North Korea likes to be in the limelight - and it well knows how to get there. Faced with a world most interested in combating financial meltdown and a new US administration with its sights fixed firmest on Afghanistan, Pakistan and the Middle East, it has turned to its tried-and-tested ways of old to get attention. As annual military exercises between South Korea and the US began yesterday, it said its 1.2 million-strong army was on full alert and that any attempt to shoot down a planned satellite launch would result in war. Instantly, a nation that had slipped from radars is back centre-stage.
The North is a famously secretive nation, but it has good reason to seek attention. Without global focus, it cannot bargain for the foreign aid it so desperately needs to keep afloat. Time and again over the decades, it has done this to great advantage, whether by military threats, building a nuclear reactor, launching missiles or setting off an atomic weapon. With six-party talks to end its nuclear programme stalled and a lack of interest in preventing the launch of the satellite, its next step was to up the ante. The ploy has worked.

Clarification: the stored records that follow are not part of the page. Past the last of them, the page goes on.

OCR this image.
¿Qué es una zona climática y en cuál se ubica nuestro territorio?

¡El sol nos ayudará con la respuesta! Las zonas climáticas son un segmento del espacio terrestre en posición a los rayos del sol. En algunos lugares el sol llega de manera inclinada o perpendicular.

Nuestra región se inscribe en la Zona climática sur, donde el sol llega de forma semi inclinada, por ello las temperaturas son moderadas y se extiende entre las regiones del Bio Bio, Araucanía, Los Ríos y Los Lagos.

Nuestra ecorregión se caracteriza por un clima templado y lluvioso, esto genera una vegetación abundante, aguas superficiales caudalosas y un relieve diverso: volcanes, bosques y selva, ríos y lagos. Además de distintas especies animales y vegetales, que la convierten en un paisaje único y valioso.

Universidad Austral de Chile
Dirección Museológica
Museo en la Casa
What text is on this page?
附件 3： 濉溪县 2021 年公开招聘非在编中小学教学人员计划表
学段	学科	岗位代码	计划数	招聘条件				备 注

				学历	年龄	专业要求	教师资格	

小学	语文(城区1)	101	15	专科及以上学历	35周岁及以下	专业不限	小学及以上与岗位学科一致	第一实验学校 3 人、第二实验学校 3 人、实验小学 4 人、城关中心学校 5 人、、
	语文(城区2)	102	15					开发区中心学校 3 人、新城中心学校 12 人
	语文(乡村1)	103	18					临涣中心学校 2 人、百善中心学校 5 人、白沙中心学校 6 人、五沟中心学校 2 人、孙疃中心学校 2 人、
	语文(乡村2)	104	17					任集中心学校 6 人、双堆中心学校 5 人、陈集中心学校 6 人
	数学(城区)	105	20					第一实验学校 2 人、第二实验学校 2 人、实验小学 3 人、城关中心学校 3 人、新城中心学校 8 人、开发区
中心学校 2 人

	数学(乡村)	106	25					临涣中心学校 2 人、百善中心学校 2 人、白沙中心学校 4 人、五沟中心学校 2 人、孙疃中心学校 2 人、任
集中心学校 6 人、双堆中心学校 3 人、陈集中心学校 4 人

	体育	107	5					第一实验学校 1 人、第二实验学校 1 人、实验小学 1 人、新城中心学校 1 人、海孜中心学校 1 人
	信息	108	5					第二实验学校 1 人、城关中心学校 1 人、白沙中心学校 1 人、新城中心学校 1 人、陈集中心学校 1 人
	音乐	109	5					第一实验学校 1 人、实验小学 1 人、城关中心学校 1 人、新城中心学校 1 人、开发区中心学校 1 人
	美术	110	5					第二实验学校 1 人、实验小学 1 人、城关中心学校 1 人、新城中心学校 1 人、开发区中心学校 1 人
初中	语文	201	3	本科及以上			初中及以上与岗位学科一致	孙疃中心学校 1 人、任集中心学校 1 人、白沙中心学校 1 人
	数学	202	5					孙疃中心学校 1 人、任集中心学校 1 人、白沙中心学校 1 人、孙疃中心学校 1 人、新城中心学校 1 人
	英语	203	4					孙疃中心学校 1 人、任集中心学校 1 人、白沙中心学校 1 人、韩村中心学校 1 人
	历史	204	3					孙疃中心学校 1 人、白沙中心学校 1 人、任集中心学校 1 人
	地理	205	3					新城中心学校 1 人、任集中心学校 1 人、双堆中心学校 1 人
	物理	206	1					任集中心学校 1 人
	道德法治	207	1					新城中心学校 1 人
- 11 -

Washington's new envoy for North Korea, Stephen Bosworth, said in Seoul yesterday that any launch by Pyongyang would be 'very ill-advised'. In the region to kick-start the denuclearisation process, he rightly said that the only way forward was through negotiations. It is an approach that US President Barack Obama has advocated to solve his country's foreign policy challenges - although the determination being shown towards Afghanistan and the Middle East has not been so apparent in the case of North Korea.
The North won fuel oil and was crossed off the US list of most dangerous nations in the first pact signed over its nuclear programme. It has been less successful in winning incentives from South Korea and Japan. The latter wants a dispute over kidnapped citizens resolved, while tensions have risen with the South since its president, Lee Myung-bak, took office a year ago with a harder line towards Pyongyang. A series of peace agreements between the Koreas was scrapped by the North in January.
North Korea threatens regional peace and stability. Its satellite launch will double as a long-range missile test. Minds are foremost on finding a way out of the economic crisis and fighting Muslim extremism, but concerted effort also has to be put towards ending Pyongyang's weapons proliferation.